На второй доске рыжий заканчивал писать последние строки следующего станса:
Вознесся он над тенью вечной ночи. Ни зависть и ни ложь, Ни ненависть, ни боль -- Ничто волнующее страстно людей Его уж не достигнет и не подвергнет мученьям: Его теперь не запятнать, Зараза мира не посмеет его коснуться, Он в полной безопасности отныне. О, кто оплачет холод, наступивший На месте прежнего биенья жизни, И голову -- всю в сединах?1
1 Два стихотворения английского поэта П.-Б. Шелли (Перевод с англ. Л. Каневского.)
В аудиторию стремительно ворвался профессор Моллисон, с полуизвиняющейся улыбкой на устах свойственной человеку, знающему, что он всегда опаздывает,-- и резко остановился у двери, озадаченный необычной тишиной в аудитории; такого, как правило, не бывало по вторникам утром. Преподаватель английского близоруко уставился на Крейна, а тот продолжал торопливо писать круглыми, большими буквами, мелом на черной доске.
Наконец Моллисон извлек очки и прочитал написанное; не вымолвив ни единого слова, подошел к окну и долго стоял там, глядя наружу,-- седеющий, с мягкими чертами, розовощекий старик; яркий солнечный свет подчеркивал всю серьезность его гримасы.

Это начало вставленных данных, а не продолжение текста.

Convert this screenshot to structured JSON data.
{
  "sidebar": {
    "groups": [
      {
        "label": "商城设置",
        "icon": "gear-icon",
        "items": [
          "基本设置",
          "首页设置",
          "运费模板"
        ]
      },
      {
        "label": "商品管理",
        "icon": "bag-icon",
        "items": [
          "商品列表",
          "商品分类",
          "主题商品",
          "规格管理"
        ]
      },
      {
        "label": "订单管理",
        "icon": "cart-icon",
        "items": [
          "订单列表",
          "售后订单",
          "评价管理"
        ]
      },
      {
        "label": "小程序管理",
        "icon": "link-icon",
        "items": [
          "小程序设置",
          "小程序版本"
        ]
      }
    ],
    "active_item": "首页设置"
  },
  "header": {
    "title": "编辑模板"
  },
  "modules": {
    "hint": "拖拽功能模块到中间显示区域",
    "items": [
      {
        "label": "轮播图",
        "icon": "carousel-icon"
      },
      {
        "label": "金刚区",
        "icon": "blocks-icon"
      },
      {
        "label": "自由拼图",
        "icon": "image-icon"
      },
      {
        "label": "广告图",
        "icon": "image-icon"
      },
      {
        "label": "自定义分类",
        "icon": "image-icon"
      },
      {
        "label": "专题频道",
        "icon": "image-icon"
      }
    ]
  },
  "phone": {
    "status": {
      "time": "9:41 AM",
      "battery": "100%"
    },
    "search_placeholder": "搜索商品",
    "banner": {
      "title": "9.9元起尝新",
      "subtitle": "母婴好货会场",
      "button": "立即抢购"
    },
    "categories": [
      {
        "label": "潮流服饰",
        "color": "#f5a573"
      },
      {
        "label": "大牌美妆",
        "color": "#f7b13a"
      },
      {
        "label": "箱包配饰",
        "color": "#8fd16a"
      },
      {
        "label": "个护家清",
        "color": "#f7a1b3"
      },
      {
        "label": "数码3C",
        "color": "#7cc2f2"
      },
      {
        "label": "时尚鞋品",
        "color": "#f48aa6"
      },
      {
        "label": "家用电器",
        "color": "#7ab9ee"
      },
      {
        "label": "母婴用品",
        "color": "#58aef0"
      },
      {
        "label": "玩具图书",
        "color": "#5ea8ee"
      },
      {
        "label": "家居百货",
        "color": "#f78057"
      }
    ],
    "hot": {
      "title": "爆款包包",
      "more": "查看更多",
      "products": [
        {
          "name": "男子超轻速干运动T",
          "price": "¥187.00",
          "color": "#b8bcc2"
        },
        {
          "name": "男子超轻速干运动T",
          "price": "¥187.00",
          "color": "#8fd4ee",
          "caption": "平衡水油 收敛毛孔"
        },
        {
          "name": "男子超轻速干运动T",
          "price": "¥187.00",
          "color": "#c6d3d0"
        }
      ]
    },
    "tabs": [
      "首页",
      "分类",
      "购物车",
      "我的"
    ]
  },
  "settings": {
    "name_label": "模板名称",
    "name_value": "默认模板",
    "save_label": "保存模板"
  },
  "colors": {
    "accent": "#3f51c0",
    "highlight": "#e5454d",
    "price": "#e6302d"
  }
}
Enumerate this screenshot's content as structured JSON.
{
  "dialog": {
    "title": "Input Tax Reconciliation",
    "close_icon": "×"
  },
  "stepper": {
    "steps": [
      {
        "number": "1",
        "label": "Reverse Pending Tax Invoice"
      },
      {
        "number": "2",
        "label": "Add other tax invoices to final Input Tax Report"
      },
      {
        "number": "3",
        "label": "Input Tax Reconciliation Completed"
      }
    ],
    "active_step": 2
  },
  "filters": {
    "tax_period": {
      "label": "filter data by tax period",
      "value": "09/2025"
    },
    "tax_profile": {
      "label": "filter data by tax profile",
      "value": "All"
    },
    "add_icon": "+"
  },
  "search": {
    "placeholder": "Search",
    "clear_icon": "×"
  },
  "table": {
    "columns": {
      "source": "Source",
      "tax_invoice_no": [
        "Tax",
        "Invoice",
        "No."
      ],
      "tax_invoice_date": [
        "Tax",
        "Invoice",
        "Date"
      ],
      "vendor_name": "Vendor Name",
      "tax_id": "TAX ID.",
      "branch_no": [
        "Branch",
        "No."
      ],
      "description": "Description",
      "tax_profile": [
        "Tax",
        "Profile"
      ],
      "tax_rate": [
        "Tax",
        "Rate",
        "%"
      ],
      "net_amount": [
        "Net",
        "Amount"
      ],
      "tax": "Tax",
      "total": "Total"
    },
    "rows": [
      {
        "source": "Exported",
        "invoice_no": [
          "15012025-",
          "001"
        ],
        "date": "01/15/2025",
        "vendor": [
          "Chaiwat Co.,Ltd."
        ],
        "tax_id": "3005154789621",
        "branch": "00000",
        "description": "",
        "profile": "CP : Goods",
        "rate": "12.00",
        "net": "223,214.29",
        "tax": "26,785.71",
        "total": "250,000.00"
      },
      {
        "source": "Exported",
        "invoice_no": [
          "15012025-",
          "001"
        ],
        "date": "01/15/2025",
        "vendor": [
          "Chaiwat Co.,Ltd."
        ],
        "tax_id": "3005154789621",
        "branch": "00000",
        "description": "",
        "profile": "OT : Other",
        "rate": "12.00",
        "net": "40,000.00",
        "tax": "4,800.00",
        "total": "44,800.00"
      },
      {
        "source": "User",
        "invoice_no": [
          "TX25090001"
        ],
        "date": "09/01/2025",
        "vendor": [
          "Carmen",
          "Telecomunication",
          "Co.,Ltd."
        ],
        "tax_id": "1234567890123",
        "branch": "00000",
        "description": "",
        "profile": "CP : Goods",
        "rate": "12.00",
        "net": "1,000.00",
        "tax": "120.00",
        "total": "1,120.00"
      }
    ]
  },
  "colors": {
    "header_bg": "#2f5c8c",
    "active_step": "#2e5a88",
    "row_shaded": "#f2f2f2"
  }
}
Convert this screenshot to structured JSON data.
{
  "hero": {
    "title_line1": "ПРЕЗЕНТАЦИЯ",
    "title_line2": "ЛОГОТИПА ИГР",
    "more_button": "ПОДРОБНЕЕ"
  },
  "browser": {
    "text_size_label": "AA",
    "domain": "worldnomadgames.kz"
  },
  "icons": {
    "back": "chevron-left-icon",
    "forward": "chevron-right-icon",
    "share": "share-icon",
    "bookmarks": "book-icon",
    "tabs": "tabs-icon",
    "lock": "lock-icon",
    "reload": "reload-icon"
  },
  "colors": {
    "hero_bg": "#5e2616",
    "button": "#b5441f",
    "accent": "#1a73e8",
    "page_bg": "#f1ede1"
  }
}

В полной тишине Крейн продолжал скрипеть мелом по доске:
Нет, и тогда, Когда сам дух сгорит дотла, Груз пепла, искры лишенный, Лишь отяготит ту неоплаканную урну.
Крейн, закончив писать, сделал шаг назад -- полюбоваться тем, что сотворил. Через открытое окно в аудиторию ворвался смех девушки вместе с дивным запахом скошенной травы; странные шорохи раздались в ответ -- то были непроизвольные, прерывистые вздохи студентов.
Задребезжал звонок, призывая начать занятия. Когда он смолк, Крейн повернулся к сидевшим перед ним рядами товарищам. Долговязый, кожа да кости, юноша, девятнадцати лет, он уже начал лысеть. На лекциях почти никогда не говорил, но если и нарушал молчание, все слышали лишь низкий, хриплый шепот.
У него кажется нет друзей; никто не видел его в компании девушек; все то время когда не слушал лекции, он проводил в библиотеке. Брат Крейна играл защитником в футбольной команде, но братья почти не встречались; сам факт, что эта громадина, высокий, грациозный атлет, и это чучело, книжный червь, выходцы из одной семьи, студенты считали какой-то необъяснимой причудой евгеники.